Short Answer: You Should Cut Out Refined Sugars.
Over the years, many diets have come and gone and there is still plenty of debate over the current trends. Diets like paleo, low carb and ketogenic have been seen in a more positive light, but there is clearly no one solution that works for everyone.
Which Diet Works Then?
One thing Joe and Dr. Rhonda Patrick express in episode #1054 is the individuality of all people’s biomes. People are complex, and the inner workings of an individual’s biology is extremely vast and complicated. To think everyone in this world could do the same things and get the same results is silly.
However, there is one thing everyone could benefit from having less of- refined sugar. Refined sugar can raise insulin levels and cause stress and inflammation to the body. These are the body’s initial reaction to all disease processes.
What is The Difference Between Refined and Regular Sugar?

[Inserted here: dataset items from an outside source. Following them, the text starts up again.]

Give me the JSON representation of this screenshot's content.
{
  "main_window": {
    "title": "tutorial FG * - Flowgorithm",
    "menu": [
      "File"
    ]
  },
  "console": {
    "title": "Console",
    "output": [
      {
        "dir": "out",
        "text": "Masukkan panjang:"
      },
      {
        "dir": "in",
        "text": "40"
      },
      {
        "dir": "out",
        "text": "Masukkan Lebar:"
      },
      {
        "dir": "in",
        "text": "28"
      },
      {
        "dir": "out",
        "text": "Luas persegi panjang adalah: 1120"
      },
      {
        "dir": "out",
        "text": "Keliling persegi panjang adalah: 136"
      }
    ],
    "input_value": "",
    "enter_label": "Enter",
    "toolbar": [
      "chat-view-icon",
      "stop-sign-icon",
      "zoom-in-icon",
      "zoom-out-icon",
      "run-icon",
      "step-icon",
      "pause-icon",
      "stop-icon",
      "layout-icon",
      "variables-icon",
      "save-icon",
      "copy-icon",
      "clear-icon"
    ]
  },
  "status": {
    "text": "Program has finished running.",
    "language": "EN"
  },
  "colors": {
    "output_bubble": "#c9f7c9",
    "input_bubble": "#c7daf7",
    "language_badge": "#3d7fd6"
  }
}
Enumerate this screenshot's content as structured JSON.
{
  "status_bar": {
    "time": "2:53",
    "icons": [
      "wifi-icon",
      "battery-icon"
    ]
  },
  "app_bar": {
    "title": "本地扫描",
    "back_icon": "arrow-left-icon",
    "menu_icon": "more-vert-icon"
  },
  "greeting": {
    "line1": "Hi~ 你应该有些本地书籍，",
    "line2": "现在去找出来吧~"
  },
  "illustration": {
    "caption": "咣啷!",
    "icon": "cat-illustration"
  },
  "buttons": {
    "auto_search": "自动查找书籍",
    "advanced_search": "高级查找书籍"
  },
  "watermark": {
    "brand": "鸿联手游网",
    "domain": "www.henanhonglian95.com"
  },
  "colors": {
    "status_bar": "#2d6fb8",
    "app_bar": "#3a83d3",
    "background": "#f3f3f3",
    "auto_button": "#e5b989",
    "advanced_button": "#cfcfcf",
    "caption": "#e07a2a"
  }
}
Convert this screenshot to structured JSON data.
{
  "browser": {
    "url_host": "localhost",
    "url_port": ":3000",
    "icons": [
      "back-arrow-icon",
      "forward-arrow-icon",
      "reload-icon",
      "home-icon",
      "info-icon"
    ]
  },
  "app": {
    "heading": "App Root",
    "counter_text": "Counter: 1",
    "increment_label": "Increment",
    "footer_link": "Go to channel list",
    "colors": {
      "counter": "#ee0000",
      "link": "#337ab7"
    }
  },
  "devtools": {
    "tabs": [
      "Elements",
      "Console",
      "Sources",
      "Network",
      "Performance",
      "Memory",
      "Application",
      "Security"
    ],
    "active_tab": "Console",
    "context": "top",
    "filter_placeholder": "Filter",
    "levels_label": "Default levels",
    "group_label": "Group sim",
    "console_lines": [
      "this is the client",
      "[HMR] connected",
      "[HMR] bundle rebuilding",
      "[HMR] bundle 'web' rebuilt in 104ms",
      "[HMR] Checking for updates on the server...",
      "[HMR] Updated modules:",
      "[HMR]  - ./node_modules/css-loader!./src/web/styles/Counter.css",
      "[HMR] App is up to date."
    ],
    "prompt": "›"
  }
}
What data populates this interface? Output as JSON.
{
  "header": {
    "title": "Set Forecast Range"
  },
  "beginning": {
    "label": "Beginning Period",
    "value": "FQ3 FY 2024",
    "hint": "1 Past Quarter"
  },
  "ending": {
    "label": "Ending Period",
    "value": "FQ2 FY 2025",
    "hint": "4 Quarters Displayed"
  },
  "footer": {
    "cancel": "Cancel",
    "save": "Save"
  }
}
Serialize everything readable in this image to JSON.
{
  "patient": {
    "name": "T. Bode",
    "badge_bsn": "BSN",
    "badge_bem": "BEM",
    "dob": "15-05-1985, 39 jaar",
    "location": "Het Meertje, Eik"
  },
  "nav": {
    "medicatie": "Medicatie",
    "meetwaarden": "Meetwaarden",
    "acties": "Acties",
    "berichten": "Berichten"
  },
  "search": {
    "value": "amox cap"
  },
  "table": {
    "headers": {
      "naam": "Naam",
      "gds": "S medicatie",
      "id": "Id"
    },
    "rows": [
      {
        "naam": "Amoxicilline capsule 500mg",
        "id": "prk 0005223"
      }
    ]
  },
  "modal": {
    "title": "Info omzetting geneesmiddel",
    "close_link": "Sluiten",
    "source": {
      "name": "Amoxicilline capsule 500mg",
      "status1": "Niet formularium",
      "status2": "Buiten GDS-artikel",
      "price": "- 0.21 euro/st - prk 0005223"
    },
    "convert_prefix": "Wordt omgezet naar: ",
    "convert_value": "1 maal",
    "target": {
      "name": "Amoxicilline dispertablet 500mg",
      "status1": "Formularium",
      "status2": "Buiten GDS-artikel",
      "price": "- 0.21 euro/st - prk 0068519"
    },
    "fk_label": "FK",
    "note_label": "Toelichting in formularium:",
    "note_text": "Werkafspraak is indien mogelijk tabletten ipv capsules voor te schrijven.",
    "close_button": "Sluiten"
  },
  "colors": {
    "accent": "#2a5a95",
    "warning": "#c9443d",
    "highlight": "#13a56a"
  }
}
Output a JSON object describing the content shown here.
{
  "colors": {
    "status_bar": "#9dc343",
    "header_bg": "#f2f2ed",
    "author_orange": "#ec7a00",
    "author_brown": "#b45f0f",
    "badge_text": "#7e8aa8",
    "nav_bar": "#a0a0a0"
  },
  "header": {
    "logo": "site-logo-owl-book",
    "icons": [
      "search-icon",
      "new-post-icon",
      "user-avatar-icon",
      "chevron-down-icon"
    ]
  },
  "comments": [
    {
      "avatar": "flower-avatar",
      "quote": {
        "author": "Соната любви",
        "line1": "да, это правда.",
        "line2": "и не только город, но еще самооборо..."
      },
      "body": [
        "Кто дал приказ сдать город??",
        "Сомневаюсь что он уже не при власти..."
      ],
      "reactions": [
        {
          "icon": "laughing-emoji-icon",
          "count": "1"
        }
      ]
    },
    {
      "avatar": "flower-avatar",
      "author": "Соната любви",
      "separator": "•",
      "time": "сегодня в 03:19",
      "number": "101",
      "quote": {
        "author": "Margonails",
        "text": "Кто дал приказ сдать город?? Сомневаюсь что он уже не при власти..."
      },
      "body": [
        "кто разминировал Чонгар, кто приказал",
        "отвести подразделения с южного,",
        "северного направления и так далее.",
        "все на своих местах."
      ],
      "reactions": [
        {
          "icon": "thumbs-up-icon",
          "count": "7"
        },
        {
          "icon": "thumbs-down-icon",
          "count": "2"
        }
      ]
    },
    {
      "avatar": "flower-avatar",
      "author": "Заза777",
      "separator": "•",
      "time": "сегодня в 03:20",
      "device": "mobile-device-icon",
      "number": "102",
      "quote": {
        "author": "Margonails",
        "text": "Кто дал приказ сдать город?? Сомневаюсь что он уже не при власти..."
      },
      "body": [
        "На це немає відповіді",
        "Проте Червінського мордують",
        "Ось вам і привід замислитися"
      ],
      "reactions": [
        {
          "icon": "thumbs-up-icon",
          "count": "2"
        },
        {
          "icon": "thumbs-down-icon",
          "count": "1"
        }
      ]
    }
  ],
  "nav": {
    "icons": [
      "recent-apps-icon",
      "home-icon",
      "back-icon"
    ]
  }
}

Refined sugars can generally be seen as unnaturally occurring sugars. If something has sugar put into it, the nature of the sugar will be refined. This is simply used to differentiate the sugars that naturally occur in foods such as fruits, which are fine and nutritious in moderation, as opposed to refined, or processed sugars, found in things like sodas, pastries and candies.
What Happens to My Body When I Have Too Much Sugar?
Dr. Rhonda Patrick lays out a pretty disturbing scenario in a very scientific way. I’ll go ahead and try to translate this in a very basic way. The bacteria in your body eats the left over fiber you don’t digest. If there is no fiber, it will begin to eat your protective gut lining and any sugar it can find. This will require your bacteria to travel to the sugar, which is not where the bacteria is supposed to be. This sets off an immune response, causing unnecessary stress and inflammation.
How Much Sugar Should I Have Then?
You should have no more than thirty six grams of sugar a day. If you can afford to have less, then do that. But most people don’t realize how little sugar this really is. One cup of yogurt, for example, can contain up to ten grams of sugar. If you count sugar throughout the day, it can easily add up, even when you’re eating relatively well.